Weiner R E, Schreiber G J, Hoffer P B, Bushberg J T
J Nucl Med. 1985 Aug;26(8):908-16.
The influence of various low molecular weight compounds on the transfer of 67Ga from human lactoferrin (LF) to horse spleen ferritin (HoFE) has been examined in vitro. When LF67Ga complex was placed in competition with HoFE using a dialysis system the initial transfer rate (TR) of 67Ga to HoFE was slow and continuous. In the presence of 1 mM pyrophosphate (PPi) ascorbate and adenosine triphosphate (ATP), the TR was dramatically enhanced. This effect was concentration sensitive since reduction of the ATP to 0.1 mM eliminated the enhancement. Other intracellular compounds did not significantly influence the TR. Although PPi and ascorbate ions yielded larger TR's, ATP was more effective in the promotion of 67Ga transfer to HoFE. When the LF/HoFE concentration ratio was decreased, in the presence of ATP, the transfer of 67Ga was significantly increased. These results suggest that ferritin present intracellularly could remove and retain 67Ga entering the cell in the form of a LF67Ga complex. Moreover, increased synthesis of ferritin and cytosolic phosphate compounds would appear to enhance this process.

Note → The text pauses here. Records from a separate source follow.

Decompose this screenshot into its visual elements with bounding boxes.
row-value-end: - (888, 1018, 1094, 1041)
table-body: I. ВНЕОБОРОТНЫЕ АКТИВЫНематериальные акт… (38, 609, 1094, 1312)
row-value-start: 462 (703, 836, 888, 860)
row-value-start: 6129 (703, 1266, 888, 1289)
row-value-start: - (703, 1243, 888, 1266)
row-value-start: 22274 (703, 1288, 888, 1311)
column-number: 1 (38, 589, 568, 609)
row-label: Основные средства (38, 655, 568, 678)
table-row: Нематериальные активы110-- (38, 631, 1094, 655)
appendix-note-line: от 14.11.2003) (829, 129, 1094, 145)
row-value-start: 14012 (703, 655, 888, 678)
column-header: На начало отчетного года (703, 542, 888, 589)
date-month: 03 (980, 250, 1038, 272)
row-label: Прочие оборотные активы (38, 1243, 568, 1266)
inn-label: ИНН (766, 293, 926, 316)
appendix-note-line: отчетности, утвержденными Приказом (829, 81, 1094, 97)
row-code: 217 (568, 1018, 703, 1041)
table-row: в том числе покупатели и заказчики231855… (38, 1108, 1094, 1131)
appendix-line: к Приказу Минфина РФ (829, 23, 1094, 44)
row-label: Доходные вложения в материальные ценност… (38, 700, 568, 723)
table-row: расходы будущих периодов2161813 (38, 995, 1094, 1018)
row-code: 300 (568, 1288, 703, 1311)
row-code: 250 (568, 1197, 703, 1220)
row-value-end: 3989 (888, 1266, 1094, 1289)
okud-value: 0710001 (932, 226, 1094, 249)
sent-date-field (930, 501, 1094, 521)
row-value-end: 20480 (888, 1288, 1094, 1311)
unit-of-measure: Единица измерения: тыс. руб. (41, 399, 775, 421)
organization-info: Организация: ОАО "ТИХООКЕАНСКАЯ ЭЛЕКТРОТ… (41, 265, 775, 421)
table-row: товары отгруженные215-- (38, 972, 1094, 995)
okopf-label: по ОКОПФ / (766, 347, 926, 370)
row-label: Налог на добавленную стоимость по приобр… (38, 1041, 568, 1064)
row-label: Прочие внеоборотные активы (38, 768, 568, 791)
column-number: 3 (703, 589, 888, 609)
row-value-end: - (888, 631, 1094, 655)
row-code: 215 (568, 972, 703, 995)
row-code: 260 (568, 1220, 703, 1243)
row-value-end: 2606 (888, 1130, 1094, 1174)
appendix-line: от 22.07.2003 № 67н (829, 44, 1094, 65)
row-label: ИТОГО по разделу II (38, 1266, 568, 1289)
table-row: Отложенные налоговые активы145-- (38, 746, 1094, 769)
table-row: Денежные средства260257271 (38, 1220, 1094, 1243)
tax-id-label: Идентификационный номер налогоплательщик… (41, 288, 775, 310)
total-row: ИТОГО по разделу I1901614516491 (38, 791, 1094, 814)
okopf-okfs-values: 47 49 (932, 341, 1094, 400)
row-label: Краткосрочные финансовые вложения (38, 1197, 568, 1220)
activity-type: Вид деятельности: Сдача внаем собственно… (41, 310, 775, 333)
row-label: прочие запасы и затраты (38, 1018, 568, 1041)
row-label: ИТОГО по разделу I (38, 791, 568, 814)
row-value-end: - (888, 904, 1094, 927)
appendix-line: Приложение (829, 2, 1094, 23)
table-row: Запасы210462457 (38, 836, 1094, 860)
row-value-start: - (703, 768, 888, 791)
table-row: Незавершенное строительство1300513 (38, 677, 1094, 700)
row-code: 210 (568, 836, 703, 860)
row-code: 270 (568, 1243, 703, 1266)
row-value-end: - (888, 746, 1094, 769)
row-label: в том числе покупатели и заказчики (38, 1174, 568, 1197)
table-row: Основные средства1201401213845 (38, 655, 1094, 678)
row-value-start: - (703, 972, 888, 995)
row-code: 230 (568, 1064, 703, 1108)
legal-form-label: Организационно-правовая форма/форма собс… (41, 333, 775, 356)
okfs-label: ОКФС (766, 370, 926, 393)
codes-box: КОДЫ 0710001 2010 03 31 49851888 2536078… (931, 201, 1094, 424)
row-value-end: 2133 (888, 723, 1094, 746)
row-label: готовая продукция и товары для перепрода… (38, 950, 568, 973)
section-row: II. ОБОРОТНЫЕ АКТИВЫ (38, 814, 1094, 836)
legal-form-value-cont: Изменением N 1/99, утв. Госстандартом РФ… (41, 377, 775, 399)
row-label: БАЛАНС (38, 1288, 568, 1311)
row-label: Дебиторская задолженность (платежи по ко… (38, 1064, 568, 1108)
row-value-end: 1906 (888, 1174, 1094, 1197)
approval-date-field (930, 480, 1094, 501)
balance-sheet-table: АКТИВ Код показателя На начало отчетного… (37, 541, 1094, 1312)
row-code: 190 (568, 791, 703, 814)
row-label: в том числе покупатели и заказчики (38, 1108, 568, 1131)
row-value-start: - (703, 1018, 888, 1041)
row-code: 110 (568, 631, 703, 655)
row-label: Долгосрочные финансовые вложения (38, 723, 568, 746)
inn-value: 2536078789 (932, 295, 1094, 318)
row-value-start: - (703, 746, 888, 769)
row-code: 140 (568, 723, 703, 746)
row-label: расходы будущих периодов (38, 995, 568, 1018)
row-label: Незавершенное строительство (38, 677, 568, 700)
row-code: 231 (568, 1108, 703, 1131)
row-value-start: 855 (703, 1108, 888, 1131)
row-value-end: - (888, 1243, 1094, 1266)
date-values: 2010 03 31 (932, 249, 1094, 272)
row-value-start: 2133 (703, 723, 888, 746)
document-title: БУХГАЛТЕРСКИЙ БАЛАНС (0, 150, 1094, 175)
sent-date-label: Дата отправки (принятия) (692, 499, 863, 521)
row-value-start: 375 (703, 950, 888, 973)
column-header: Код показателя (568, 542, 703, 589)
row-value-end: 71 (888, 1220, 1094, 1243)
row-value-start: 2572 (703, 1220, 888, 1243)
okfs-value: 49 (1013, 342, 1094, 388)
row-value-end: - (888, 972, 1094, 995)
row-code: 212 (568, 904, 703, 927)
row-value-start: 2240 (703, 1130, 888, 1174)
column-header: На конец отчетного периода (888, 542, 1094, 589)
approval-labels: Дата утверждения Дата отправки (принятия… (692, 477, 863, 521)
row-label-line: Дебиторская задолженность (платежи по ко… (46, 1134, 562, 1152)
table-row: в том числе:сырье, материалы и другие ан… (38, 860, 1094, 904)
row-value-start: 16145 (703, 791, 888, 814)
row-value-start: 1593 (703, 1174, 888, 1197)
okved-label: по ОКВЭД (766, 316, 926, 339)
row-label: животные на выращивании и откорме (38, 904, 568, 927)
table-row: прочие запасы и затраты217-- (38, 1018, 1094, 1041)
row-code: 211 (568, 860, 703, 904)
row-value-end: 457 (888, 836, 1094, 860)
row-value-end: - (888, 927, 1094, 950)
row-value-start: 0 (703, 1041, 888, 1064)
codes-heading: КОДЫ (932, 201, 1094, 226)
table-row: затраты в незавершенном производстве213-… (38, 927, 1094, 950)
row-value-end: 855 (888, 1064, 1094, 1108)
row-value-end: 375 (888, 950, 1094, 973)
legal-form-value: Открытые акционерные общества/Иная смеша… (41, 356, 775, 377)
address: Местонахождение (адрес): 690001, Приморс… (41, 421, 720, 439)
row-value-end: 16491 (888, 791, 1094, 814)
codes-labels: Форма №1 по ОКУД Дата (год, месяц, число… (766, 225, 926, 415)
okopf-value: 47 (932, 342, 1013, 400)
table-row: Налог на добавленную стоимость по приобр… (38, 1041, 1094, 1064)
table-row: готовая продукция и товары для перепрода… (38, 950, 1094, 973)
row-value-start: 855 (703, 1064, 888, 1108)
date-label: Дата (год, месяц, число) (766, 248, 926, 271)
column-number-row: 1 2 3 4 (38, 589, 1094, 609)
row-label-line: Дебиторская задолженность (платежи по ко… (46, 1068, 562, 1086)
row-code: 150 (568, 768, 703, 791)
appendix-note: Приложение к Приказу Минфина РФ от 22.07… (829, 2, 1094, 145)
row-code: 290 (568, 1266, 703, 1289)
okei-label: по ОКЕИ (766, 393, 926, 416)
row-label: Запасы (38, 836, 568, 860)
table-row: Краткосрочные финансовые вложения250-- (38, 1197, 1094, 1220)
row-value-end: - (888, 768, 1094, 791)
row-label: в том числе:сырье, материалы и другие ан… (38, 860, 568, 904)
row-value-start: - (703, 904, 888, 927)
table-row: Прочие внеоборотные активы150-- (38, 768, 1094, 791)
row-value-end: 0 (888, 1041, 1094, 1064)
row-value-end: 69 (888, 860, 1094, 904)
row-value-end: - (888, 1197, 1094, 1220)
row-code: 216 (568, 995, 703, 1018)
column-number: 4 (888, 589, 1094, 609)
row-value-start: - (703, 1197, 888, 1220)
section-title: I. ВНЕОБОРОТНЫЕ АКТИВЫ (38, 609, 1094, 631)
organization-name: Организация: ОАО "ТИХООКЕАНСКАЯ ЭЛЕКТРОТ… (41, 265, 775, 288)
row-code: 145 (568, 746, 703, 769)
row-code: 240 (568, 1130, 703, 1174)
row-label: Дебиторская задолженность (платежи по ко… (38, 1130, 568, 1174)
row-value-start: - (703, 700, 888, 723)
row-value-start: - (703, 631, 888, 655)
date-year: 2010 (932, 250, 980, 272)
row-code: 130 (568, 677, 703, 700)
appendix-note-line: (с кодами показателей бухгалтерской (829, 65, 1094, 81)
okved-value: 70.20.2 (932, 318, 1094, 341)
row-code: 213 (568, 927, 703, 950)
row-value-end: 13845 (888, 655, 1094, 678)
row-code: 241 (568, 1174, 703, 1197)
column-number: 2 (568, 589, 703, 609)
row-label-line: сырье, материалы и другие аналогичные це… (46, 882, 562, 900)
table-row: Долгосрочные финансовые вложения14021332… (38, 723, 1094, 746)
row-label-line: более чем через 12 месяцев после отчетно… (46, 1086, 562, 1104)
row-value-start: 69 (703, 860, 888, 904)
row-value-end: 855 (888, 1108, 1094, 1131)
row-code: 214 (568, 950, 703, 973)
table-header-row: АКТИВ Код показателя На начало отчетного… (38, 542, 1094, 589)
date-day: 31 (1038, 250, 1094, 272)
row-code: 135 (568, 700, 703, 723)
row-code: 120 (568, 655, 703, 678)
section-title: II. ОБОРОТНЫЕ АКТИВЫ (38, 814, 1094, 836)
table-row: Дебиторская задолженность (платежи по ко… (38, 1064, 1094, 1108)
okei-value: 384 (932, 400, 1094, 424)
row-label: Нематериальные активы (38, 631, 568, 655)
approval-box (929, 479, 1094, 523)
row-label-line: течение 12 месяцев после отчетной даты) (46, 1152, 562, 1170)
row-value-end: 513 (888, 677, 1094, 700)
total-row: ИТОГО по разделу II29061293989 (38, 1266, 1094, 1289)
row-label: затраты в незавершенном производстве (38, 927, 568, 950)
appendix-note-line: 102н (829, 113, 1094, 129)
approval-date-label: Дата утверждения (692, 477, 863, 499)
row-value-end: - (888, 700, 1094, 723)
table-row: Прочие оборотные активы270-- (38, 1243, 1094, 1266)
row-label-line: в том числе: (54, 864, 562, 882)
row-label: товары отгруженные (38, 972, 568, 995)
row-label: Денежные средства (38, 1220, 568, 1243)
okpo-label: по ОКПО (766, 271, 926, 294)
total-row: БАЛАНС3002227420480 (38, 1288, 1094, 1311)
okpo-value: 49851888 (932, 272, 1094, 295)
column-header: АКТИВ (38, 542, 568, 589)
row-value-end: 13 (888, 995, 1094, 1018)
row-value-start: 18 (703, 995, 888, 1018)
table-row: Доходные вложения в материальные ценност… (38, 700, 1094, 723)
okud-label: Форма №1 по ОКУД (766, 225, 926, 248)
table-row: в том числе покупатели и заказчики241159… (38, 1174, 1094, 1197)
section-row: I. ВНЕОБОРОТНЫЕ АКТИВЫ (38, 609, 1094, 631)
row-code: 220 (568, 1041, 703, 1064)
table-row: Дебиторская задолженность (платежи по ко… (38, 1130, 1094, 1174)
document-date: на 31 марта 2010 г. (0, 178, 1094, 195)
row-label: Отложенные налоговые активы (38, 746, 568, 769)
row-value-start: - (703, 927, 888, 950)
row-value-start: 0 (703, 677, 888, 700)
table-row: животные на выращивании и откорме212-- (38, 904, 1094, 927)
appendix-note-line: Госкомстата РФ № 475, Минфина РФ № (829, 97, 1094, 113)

已在体外研究了各种低分子量化合物对67Ga从人乳铁蛋白(LF)向马脾铁蛋白(HoFE)转移的影响。当使用透析系统使LF67Ga复合物与HoFE竞争时,67Ga向HoFE的初始转移速率(TR)缓慢且持续。在存在1 mM焦磷酸(PPi)、抗坏血酸盐和三磷酸腺苷(ATP)的情况下,TR显著提高。这种效应具有浓度敏感性,因为将ATP浓度降至0.1 mM会消除这种增强作用。其他细胞内化合物对TR没有显著影响。尽管PPi和抗坏血酸离子产生的TR更大,但ATP在促进67Ga向HoFE转移方面更有效。当LF/HoFE浓度比降低时,在ATP存在的情况下,67Ga的转移显著增加。这些结果表明,细胞内存在的铁蛋白可以去除并保留以LF67Ga复合物形式进入细胞的67Ga。此外,铁蛋白和胞质磷酸盐化合物合成的增加似乎会增强这一过程。